Babası ve babasının arkadaşı muhaddis Ebû Zür'a er-Râzî gibi İbn Ebû Hâtim de itikadda ehl-i hadîs yolunu ve Ehl-i sünnet görüşünü benimsemiştir. Fıkıhta Ahmed b. Hanbel'in mezhebine tâbi olmuş, nasların zâhirî mânasını te'vilden kaçınmıştır. Ehl-i hadîse mensup olmasına rağmen babası gibi Hz. Ali'yi Hz. Osman'dan üstün görmesi sebebiyle Şîa yanlısı diye itham edilmiştir (İbn Hacer, Tehẕîbü't-Tehẕîb, IX, 33-34; Rif'at Fevzî Abdülmuttalib, s. 104-105; DİA, X, 150). Ancak bu iddiayı ortaya atan Mesleme b. Kāsım el-Endelüsî zayıf bir râvi kabul edildiği, öte yandan Ebû Hâtim ile İbn Ebû Hâtim'in ehl-i hadîs düşüncesini benimsedikleri bilindiği için bu iddia fazla rağbet görmemiştir.

İbn Ebû Hâtim, sadece muhaddis değil aynı zamanda fakih olduğu için zaman zaman hadislerden hüküm çıkarmış veya fıkhî ictihadlarda bulunmuştur (Rif'at Fevzî Abdülmuttalib, s. 123-126).
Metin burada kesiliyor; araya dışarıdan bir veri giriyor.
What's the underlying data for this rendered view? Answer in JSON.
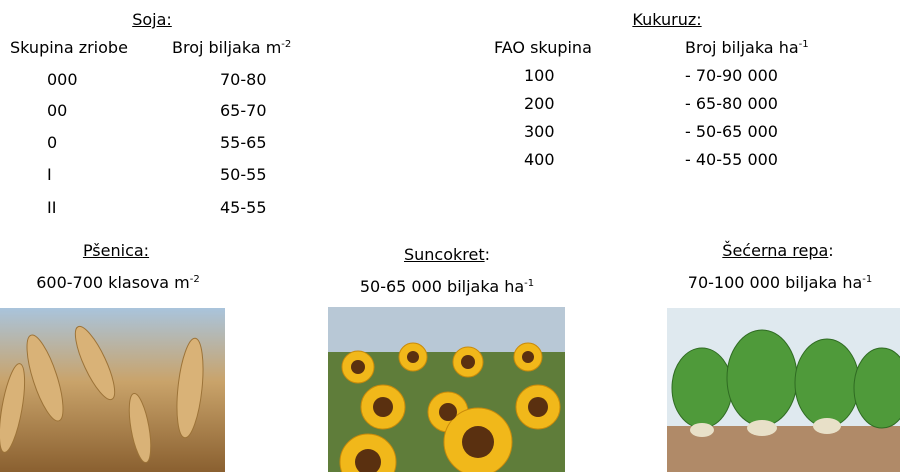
{
  "soja": {
    "title": "Soja:",
    "headers": [
      {
        "text": "Skupina zriobe"
      },
      {
        "text": "Broj biljaka m",
        "sup": "-2"
      }
    ],
    "rows": [
      [
        "000",
        "70-80"
      ],
      [
        "00",
        "65-70"
      ],
      [
        "0",
        "55-65"
      ],
      [
        "I",
        "50-55"
      ],
      [
        "II",
        "45-55"
      ]
    ]
  },
  "kukuruz": {
    "title": "Kukuruz:",
    "headers": [
      {
        "text": "FAO skupina"
      },
      {
        "text": "Broj biljaka ha",
        "sup": "-1"
      }
    ],
    "rows": [
      [
        "100",
        "- 70-90 000"
      ],
      [
        "200",
        "- 65-80 000"
      ],
      [
        "300",
        "- 50-65 000"
      ],
      [
        "400",
        "- 40-55 000"
      ]
    ]
  },
  "crops": [
    {
      "name": "Pšenica:",
      "density": {
        "text": "600-700 klasova m",
        "sup": "-2"
      }
    },
    {
      "name": "Suncokret",
      "suffix": ":",
      "density": {
        "text": "50-65 000 biljaka ha",
        "sup": "-1"
      }
    },
    {
      "name": "Šećerna repa",
      "suffix": ":",
      "density": {
        "text": "70-100 000 biljaka ha",
        "sup": "-1"
      }
    }
  ]
}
Ayrıca şiir ve edebiyat alanındaki derin bilgisi sebebiyle eserlerinde yeri geldikçe şiirlere de yer vermiştir. İbn Ebû Hâtim tahsil etmediği tek ilmin kelâm olduğunu söylemektedir (a.g.e., s. 128). Zâhid kişiliğiyle tanınan ve bu yönüyle babası tarafından da takdir edildiği belirtilen İbn Ebû Hâtim Muharrem 327'de (Kasım 938) Rey'de vefat etti.